China ZhengTong Auto Services Holdings Ltd. and Baoxin Auto Group Ltd., Chinese luxury auto dealers, canceled plans to sell dollar-denominated bonds on May 16 as yields on Chinese debt in the U.S. currency surged the most since September.
China’s total vehicle sales declined 1.3 percent in the January-to-April period, the worst showing since 1998 when deliveries fell 1.6 percent, according to data compiled by the China Association of Automobile Manufacturers, as slowing economic growth and rising fuel prices dented consumer demand.
GM, the world’s largest automaker, reported sales growth accelerated last month as demand for its Wuling minivans offset a drop in Chevrolet deliveries. While Wuling helped total growth quicken to 12 percent from 11 percent in March, Buick sales growth slowed to 1.7 percent from a year earlier and demand for Chevrolet vehicles shrank 6.2 percent.
Inventory levels at automakers rose 3.3 percent to 757,400 units as of the end of April, the highest in at least 16 months, CAAM data show. Dealerships are holding at least the equivalent in stock, according to Cheng Xiaodong, who oversees auto price monitoring at the National Development and Reform Commission, the nation’s top economic planner.

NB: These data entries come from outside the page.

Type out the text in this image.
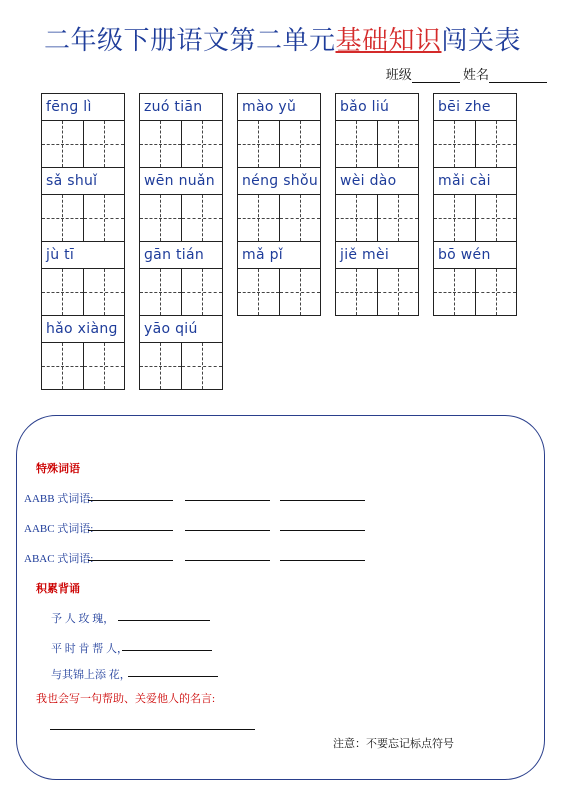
二年级下册语文第二单元基础知识闯关表
班级	姓名
fēnɡ lì
sǎ shuǐ
jù tī
hǎo xiànɡ
zuó tiān
wēn nuǎn
ɡān tián
yāo qiú
mào yǔ
nénɡ shǒu
mǎ pǐ
bǎo liú
wèi dào
jiě mèi
bēi zhe
mǎi cài
bō wén
特殊词语
AABB 式词语:
AABC 式词语:
ABAC 式词语:
积累背诵
予 人 玫 瑰，
平 时 肯 帮 人，
与其锦上添 花，
我也会写一句帮助、关爱他人的名言:
注意：不要忘记标点符号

The monthly NDRC survey of 36 major Chinese cities showed average car prices fell 1.9 percent in April from a year earlier, a fourth straight decline this year.
“There’s pretty big pressure on auto dealers and automakers to cut prices,” said NDRC’s Cheng. “Car demand is not rigid and is easily undermined by macroeconomic conditions and the cost of owning cars.”
Pacific Investment Management Co., which oversees the world’s largest bond fund, said this month that China’s economic growth may slow to the “mid-7 percent range,” a pace unseen since 1999. Economists at Citigroup Inc. and JPMorgan Chase & Co. cut their estimates for China’s economic expansion after April industrial production and trade grew less than estimated and renewed European debt turmoil roiled markets, prompting authorities on May 12 to cut the reserve ratio for the third time in six months.
Steeper discounts bode well for consumers shopping for their next drive.
“The auto consumer is becoming very price sensitive and appears to be buying only if there is a good deal,” said Ole Hui, a Hong Kong-based analyst at Mizuho Securities Asia Ltd. “Pricing is definitely on a structural downtrend.”